Sarti Fortunato, Sarti Aurelio, Biancalani Savino, Biancalani Giovanni,  coloni; Mannini Gabriello, guardiacaccia; Paoli Cesare, colono; Rossi Silvio, boscaiolo, chi ha dato la vita per generosità o per fatalità:”

 

“Voglio ricordare così, oggi, – prosegue Leonardo Borchi -immersi come siamo in questa emergenza epocale del coronavirus, che per la prima volta dal 1944 ci impedisce di commemorare, nella chiesetta di Cerreto Maggio, con i pochi testimoni rimasti e con i loro eredi, questo truce episodio che colpì così duramente la comunità di Vaglia. Si era nell’indicibile tragedia che fu la seconda guerra mondiale, con i lutti, le distruzioni, gli odi che si portò dietro.

Voglio anche sottolineare che durante le guerre il diavolo non sta mai da una sola parte. Che  gli italiani, “brava gente”, durante le guerre, hanno fatto le stesse cose dei nazisti. Meno che la sistematica eliminazione di ebrei, zingari, omosessuali e psicopatici. Questo è avvenuto in Grecia, in Croazia, prima ancora in Abissinia e Libia. E non erano solo le camicie nere, ma anche i nostri alpini. Ci ha fatto comodo scotomizzare quel lato oscuro della nostra storia. Ma questo non ci ha permesso di rivisitarlo storicamente, di assumerne il carico di responsabilità e di avere oggi dei veri”anticorpi”.
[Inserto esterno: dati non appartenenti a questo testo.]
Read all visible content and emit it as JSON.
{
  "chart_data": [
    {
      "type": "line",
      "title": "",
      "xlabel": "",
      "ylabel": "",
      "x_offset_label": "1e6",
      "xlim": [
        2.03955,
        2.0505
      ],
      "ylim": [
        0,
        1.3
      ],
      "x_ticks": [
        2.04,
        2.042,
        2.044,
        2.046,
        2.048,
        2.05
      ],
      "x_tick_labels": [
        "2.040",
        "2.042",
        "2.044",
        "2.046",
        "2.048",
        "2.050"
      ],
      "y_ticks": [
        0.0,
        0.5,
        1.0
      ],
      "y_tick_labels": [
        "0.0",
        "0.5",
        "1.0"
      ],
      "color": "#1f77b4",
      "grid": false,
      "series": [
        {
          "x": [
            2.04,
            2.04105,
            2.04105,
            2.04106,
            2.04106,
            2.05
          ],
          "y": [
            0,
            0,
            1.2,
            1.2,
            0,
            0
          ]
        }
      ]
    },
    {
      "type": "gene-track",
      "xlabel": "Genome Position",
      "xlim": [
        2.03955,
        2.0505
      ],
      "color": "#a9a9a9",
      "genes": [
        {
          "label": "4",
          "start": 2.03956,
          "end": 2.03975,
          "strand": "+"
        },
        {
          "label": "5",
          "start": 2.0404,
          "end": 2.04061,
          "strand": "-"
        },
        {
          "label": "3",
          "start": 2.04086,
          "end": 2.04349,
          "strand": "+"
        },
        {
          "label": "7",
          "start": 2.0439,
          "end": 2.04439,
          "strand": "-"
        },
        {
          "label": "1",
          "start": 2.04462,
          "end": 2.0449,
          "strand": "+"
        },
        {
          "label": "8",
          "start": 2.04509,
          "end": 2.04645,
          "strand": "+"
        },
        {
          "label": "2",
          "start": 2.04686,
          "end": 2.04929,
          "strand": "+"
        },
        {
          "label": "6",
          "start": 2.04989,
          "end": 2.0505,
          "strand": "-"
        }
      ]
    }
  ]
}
Solo una cultura di tolleranza, basata sulla giustizia dei rapporti tra le persone e tra i popoli, sulla equa distribuzione delle ricchezze, nel rispetto delle libertà di ognuno  può ostracizzare la violenza e la tragedia delle guerre.

Perché il diritto alla libertà ed alla giustizia non è conquistato per sempre e va difeso da ciascuno di noi, con i piccoli gesti quotidiani ed anche con la consapevolezza che deriva dal ricordo del sacrificio- conclude Borchi –  di chi si espose con spirito di solidarietà pagando il prezzo della propria vita”.